Almost 220 years ago [this was written in 2009], Greencastle was part of the Parish Badoney (in Gaelic “both Domhnaigh” meaning Church). The name was given to the first Church in the area which was near the present day Badoney Church in the townland of Glenroan in the Glenelly Valley and is said to have been founded by St. Patrick or almost certainly by one of his immediate successors. The patron saint of the parish was St. Aichen. Badoney appears in early papal records. It paid a tax of 2 shillings (2/-) in 1302, the reason for such low tax was because of the “inaccessibility of the parish”. The old parish of Badoney was divided into Upper Badoney (Plumbridge) and Lower Badoney (Greencastle and Gortin) in 1789. Lower Badoney was divided into the present day parishes of Greencastle and Gortin in 1892.
The first Parish Priest in Greencastle was Fr. Nelson. The Lewis Topographical Dictionary of Ireland 1837 gives Lower Badoney as having two Chapels with Rouskey being the Parish Church. The first ordinance survey map of 1834 shows Greencastle Chapel on the same site as today with the graveyard adjoining. In 1847 a school was built beside the chapel which in later years became the hall. A new Primary School was opened not far from the cross roads in 1889.
Oral tradition has it that an earlier chapel was on the opposite side of the road – across from the main gate in the car park area, this site was to be seen up until the present car park was made. It was only a small chapel with no seats, the people of the surrounding area are said to have threshed their corn on this floor.

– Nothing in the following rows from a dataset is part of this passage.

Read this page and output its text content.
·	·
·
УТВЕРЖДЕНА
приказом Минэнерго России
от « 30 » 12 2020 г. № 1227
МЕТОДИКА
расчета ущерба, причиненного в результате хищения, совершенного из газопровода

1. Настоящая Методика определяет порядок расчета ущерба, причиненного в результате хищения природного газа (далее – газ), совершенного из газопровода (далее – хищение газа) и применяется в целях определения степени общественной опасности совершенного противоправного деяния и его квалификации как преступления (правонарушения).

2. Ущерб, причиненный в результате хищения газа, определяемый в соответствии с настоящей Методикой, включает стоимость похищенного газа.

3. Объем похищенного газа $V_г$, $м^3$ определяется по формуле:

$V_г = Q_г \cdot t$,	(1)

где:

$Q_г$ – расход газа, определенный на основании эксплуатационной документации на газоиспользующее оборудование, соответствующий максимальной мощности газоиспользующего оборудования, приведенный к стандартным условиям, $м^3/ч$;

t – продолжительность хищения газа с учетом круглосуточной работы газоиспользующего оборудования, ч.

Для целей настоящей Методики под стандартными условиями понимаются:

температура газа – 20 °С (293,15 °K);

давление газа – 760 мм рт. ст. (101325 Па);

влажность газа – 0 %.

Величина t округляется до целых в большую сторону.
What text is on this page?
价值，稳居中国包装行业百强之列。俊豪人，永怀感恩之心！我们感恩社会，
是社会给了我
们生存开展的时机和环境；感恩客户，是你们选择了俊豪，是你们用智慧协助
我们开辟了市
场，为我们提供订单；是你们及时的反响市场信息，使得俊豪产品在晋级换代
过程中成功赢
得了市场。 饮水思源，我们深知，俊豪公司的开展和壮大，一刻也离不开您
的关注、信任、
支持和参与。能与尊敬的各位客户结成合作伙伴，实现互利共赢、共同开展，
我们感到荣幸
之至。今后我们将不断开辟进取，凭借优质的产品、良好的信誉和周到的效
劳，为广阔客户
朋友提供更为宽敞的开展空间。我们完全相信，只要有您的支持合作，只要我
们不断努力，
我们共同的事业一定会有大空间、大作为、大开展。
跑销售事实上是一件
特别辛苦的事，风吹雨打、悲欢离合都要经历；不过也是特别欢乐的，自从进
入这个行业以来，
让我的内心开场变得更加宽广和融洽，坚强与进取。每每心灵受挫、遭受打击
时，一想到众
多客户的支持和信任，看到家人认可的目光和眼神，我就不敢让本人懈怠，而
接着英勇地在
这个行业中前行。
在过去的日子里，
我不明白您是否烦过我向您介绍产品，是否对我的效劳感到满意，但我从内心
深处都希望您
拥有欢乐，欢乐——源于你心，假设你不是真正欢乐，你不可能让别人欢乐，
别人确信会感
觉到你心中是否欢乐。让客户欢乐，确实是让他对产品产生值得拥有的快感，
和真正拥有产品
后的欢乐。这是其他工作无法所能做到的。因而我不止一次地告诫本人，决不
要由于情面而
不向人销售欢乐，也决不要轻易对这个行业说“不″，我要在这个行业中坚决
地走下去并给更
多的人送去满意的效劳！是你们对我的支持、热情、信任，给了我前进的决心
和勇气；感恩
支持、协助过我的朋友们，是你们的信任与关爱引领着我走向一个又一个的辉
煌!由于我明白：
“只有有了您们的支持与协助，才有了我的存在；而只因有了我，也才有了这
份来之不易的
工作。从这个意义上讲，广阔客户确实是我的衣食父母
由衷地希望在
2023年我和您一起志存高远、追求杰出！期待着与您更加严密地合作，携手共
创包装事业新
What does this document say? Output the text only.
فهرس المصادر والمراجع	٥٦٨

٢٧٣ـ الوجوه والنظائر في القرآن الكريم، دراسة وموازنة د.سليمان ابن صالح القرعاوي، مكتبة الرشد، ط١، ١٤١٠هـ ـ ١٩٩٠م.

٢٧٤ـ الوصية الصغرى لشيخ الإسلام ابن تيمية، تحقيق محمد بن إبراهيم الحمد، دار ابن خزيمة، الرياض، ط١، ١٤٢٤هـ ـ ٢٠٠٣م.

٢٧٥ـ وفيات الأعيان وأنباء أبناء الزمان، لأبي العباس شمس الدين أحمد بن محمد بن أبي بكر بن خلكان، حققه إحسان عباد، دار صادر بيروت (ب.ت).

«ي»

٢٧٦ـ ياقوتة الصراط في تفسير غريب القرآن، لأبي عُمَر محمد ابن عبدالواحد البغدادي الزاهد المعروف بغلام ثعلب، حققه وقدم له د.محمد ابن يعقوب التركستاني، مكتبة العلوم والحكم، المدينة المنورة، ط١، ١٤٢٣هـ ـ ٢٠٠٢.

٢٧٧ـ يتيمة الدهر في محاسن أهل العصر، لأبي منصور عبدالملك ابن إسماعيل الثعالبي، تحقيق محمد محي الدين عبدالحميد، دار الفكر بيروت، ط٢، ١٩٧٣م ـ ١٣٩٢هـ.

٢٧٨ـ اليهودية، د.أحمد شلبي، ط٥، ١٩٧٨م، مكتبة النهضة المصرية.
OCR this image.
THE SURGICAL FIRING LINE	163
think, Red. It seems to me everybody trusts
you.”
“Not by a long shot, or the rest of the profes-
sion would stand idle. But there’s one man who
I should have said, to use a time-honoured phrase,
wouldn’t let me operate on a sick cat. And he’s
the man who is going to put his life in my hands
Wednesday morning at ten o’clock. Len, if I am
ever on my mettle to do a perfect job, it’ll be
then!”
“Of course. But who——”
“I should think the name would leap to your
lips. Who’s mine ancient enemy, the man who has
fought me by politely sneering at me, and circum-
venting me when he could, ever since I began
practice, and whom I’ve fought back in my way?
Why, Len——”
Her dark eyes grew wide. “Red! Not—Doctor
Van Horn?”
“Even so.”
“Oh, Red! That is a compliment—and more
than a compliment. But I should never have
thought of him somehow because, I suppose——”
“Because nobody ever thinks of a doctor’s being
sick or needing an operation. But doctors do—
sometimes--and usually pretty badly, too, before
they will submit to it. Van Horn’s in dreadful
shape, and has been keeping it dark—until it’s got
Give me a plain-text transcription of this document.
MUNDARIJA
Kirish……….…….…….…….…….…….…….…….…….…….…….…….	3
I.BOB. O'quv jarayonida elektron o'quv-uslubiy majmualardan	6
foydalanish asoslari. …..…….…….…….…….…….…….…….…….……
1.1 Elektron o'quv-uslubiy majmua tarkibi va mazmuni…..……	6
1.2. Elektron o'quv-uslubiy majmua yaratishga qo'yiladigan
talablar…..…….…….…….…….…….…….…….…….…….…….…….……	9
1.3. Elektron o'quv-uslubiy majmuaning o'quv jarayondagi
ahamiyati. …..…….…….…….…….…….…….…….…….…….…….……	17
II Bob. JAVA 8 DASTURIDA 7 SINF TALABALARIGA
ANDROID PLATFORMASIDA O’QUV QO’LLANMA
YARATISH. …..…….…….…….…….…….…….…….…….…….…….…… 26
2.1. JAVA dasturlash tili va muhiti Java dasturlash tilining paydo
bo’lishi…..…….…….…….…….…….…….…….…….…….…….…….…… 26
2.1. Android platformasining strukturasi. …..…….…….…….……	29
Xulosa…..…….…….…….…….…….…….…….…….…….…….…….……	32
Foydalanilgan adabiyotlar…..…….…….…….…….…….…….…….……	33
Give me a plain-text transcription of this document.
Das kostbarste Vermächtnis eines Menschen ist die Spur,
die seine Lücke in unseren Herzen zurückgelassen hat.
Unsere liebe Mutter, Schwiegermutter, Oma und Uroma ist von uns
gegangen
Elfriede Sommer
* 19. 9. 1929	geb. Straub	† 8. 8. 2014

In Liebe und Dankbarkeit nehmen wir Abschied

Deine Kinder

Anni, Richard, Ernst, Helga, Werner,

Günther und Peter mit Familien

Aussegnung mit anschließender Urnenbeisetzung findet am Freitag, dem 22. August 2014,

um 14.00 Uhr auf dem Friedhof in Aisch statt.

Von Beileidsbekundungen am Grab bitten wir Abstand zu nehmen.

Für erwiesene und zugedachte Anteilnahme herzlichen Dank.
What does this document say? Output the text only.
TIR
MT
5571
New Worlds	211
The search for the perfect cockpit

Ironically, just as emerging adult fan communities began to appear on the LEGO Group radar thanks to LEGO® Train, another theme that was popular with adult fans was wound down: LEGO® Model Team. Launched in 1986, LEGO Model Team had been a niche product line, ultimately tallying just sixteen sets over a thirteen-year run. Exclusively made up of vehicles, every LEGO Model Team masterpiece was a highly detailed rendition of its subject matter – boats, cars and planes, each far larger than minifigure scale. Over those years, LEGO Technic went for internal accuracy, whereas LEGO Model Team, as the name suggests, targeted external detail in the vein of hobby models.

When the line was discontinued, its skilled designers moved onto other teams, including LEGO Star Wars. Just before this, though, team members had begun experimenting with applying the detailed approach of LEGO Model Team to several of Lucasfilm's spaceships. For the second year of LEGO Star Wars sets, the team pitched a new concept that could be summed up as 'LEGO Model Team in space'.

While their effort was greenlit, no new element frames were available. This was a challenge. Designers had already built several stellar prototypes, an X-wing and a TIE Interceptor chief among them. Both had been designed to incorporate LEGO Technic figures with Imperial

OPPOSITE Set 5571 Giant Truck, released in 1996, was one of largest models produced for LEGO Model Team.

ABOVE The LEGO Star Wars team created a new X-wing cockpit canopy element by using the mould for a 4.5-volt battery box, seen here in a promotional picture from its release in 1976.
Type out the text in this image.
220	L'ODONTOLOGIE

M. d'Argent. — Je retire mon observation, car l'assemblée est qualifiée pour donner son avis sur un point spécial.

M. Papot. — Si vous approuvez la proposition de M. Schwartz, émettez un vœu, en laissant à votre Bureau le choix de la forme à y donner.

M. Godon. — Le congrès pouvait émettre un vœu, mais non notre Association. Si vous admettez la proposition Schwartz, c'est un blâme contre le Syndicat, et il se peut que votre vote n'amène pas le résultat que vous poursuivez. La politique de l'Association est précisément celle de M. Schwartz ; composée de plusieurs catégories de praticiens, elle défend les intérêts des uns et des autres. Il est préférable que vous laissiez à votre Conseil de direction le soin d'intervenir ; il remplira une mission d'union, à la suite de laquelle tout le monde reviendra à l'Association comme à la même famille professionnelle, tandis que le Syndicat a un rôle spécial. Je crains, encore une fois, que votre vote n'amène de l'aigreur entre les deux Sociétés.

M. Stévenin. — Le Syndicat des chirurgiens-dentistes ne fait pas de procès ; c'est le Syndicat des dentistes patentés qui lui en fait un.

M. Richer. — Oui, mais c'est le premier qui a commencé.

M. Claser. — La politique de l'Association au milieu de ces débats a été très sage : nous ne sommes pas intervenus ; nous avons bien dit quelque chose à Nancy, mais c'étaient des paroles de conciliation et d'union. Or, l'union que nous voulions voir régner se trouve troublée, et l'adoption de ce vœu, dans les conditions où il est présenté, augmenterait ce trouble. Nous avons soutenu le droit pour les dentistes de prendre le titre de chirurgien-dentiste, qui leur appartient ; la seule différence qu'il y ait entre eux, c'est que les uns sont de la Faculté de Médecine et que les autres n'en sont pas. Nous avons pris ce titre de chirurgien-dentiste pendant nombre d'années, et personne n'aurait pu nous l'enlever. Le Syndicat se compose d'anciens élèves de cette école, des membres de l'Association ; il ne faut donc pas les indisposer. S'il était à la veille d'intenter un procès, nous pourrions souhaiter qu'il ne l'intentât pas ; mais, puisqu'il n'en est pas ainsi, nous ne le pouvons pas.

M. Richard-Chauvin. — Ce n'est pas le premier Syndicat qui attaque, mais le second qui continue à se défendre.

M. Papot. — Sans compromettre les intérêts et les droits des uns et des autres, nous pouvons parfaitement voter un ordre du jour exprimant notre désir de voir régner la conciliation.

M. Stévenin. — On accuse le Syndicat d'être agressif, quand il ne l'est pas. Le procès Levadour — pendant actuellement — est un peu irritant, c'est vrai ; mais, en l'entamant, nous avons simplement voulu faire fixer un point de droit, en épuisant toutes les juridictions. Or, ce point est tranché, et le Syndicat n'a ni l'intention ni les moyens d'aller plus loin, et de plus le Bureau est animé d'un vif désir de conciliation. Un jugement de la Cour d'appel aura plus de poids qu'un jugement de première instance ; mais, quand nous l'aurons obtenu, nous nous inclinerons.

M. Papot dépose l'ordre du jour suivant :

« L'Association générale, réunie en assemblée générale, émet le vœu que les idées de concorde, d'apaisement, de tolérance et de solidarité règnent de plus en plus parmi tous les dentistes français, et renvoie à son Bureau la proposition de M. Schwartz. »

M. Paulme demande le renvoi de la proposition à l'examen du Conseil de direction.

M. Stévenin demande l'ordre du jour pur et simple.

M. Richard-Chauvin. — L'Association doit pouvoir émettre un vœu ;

The first chapel in Broughderg was completed in 1885. Like Greencastle, in its earlier years it had a clay floor and no seats. Daniel Conway gave the ground for the chapel and graveyard and was the first person to be buried there in 1879.
Oral tradition has it the first person buried in Greencastle which I have heard was a wee travelling woman by the surname of “Morris” – without a coffin her body was wrapped in a sheet or blanket.
Prior to the first burial grounds, around the turn of the 19th Century in Rouskey and shortly after in Greencastle, people from this parish were buried in Badoney Graveyard. People went over the mountain by Casàn na gCorp, the funeral pad and coffins were carried by hand spokes the “lengths of a branch”. The outline of some of these paths can be still be traced today. One of over Glenlark Mountain probably used by people from Broughderg and Coneyglen. A stone where they rested the coffin was there up until lately. Previous to this corpses were just wrapped with a sheet or blanket. Sometimes in severe weather, i.e. snow or floods, the corpses were buried in temporary resting places. In some cases they were not moved again. Some of these spots are in the vicinity of the Owenkillew River.
A few men from Binnafreaghan walked part of the old funeral pad from that end of the parish over Rouskey top to Badoney in the summer of 2007.
Greencastle Chapel is in the townland of Sheskinshule. It is not certain how the name Greencastle originated, unlike some townlands here going back over a thousand years e.g. Formil, Greencastle is not an old name or a townland name, nor was there ever a castle in the district. In this statistical survey of Co. Tyrone, John McEvoy mentions Greencastle in this way from Omagh to Cookstown via Gortin in 1802. According to what is handed down there are two versions as to how the name originated. One is that the first Chapel was thatched which grew green. The other version concerns an old woman who lived in a small thatched house in the vicinity of the new football grounds who when replying to someone, said it was her castle and getting a response that it was a “green castle”.
In 1912 the present alter in Greencastle chapel came by train from Dublin to Carrickmore and then taken down in carts to the chapel, a new altar rail and Terrazzo tiles were also included. The work was carried out by workers from Dublin, the money for this came from America, an inscription is on the side of the altar.
Some years later a window was put in the graveyard side of the chapel.
The Stations of the Cross in Greencastle chapel were bought by money gathered in America. It was said that there was only one other chapel in the Derry Diocese along with Greencastle to have the Stations of the Cross in Irish, the parish lies in the heart of what was once an Irish speaking region. The largest in all of Ulster outside of Donegal at the time of the 1911 census.